Para aqui foram já enviadas 35 amostras, todas negativas, tal como em Portugal.

A amostra é retirada do trato respiratório superior ou inferior, ou seja, do nariz ou da garganta, e é examinada por testes moleculares num laboratório com elevados padrões de segurança biológica.

Em causa está a presença ou não de material genético do coronavirus. O objetivo? Ter as respostas no mesmo dia para isolar os pacientes se o vírus for detectado.

''Este vírus pertence a uma família de coronavírus.
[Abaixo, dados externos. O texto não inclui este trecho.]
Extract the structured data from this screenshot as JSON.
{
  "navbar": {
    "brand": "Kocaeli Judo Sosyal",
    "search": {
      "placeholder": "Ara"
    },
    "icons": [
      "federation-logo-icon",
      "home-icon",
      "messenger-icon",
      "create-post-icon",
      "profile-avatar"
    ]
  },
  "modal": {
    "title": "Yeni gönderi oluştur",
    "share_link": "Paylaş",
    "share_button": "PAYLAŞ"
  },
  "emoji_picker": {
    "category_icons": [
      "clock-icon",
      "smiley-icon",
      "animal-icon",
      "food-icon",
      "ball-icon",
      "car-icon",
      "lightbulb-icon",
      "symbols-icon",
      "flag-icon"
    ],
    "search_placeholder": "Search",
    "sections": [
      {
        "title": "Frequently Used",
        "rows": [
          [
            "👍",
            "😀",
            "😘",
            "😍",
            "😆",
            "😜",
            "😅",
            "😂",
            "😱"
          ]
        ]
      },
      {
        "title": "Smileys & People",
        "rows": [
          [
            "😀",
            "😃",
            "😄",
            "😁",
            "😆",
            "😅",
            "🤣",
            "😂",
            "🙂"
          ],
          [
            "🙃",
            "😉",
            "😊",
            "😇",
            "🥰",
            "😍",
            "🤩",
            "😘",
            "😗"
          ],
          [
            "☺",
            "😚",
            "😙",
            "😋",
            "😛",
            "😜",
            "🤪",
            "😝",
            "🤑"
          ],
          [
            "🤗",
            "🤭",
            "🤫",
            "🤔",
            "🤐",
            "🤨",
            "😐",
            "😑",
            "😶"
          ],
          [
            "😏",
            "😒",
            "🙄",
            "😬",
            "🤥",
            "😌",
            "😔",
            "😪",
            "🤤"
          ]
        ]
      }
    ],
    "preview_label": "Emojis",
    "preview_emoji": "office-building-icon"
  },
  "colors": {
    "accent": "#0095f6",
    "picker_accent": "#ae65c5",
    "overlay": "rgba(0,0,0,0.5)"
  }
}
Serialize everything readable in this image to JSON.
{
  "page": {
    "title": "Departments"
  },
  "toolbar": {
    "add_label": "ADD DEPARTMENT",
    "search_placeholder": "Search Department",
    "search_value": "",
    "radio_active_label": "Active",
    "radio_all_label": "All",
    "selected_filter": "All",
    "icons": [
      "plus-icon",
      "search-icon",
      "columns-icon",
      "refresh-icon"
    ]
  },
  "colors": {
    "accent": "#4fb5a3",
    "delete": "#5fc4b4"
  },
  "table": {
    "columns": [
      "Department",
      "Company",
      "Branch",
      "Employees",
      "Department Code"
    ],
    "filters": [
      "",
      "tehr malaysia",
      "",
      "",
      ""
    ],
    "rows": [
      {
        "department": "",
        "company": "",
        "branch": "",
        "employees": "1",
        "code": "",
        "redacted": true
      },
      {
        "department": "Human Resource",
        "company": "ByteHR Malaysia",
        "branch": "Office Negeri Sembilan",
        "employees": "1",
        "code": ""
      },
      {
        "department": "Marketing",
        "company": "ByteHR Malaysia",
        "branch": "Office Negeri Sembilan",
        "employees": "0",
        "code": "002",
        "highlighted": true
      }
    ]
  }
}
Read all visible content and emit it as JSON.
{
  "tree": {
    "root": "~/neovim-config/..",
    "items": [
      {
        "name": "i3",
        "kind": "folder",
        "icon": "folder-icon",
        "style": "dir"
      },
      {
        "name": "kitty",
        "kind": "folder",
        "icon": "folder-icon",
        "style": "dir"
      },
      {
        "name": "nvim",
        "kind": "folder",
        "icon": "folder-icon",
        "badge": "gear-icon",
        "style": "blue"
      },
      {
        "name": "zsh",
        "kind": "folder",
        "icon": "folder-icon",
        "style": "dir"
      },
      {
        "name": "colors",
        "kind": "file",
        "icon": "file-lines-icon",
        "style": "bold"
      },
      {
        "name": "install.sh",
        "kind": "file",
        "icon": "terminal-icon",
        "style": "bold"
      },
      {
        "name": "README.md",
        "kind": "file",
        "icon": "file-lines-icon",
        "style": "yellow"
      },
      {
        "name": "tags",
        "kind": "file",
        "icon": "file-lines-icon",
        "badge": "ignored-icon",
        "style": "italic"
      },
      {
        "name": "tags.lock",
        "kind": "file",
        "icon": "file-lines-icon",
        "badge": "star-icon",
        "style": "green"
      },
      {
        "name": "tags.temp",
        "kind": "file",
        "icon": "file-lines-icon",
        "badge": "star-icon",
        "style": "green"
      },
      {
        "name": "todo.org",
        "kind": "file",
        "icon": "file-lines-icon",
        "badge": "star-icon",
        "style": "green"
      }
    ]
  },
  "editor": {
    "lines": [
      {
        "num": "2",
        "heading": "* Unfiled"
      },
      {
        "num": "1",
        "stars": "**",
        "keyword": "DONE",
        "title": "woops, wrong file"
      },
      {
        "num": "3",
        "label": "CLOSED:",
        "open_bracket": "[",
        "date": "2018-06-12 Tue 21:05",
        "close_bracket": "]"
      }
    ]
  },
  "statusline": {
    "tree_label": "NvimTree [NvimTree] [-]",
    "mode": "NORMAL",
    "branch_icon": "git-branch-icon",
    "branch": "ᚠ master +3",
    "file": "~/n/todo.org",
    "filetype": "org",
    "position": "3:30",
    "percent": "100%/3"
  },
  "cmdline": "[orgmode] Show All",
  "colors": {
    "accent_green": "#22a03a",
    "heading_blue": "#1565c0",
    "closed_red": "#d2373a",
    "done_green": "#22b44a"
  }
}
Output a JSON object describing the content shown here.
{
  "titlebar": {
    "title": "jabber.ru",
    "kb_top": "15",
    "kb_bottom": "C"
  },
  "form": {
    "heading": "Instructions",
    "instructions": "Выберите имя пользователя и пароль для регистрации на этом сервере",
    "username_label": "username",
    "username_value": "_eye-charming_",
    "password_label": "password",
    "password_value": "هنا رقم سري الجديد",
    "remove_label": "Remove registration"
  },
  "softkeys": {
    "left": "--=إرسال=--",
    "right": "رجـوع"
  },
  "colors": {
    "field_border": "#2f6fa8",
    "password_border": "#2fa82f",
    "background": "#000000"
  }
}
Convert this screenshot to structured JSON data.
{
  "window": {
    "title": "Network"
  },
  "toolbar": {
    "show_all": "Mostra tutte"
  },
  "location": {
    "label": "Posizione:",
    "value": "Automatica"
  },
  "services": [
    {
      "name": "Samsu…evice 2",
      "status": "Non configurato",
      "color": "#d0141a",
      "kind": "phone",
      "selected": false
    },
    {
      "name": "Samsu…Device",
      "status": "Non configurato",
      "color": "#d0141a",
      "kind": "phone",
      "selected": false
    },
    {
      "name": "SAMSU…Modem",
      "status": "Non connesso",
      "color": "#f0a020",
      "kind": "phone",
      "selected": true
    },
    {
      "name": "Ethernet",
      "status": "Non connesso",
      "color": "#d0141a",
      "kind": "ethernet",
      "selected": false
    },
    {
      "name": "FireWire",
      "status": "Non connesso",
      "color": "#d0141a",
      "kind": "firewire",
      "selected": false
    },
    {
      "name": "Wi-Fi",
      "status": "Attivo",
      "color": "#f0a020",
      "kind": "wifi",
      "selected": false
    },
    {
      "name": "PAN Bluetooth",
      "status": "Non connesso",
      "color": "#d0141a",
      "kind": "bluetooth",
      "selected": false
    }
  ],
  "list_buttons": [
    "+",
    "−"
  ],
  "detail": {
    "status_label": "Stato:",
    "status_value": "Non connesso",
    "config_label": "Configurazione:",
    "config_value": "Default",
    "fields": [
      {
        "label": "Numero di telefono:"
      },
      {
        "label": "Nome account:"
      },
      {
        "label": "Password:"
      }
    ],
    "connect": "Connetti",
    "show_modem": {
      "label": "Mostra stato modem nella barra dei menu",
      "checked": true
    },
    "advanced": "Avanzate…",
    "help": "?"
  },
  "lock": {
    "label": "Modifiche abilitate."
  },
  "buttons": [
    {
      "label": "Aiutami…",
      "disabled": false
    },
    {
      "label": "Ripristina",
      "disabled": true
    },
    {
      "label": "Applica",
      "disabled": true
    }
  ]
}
O material genético tem semelhanças com outros coronavírus desta família, pelo que estes testes precisam de excluir a nível genético a presença de outros coronavírus e confirmar a presença do novo", afirma Thanos Kossyvakis, biológo molecular nesta instituição.

Os exames realizados no Instituto Pasteur Hellenic são baseados nos testes recomendados pela Organização Mundial de Saúde. No entanto, na Europa, os laboratórios de identificação podem seguir protocolos diferentes, sem deixar de haver troca de informações.

Segundo alguns cientistas, um resultado negativo na deteção do novo coronavírus por via de uma amostra do trato respiratório superior não evita a infeção.

Quando existem suspeitas de doença grave, é recomendada a repetição de amostras do trato respiratório inferior.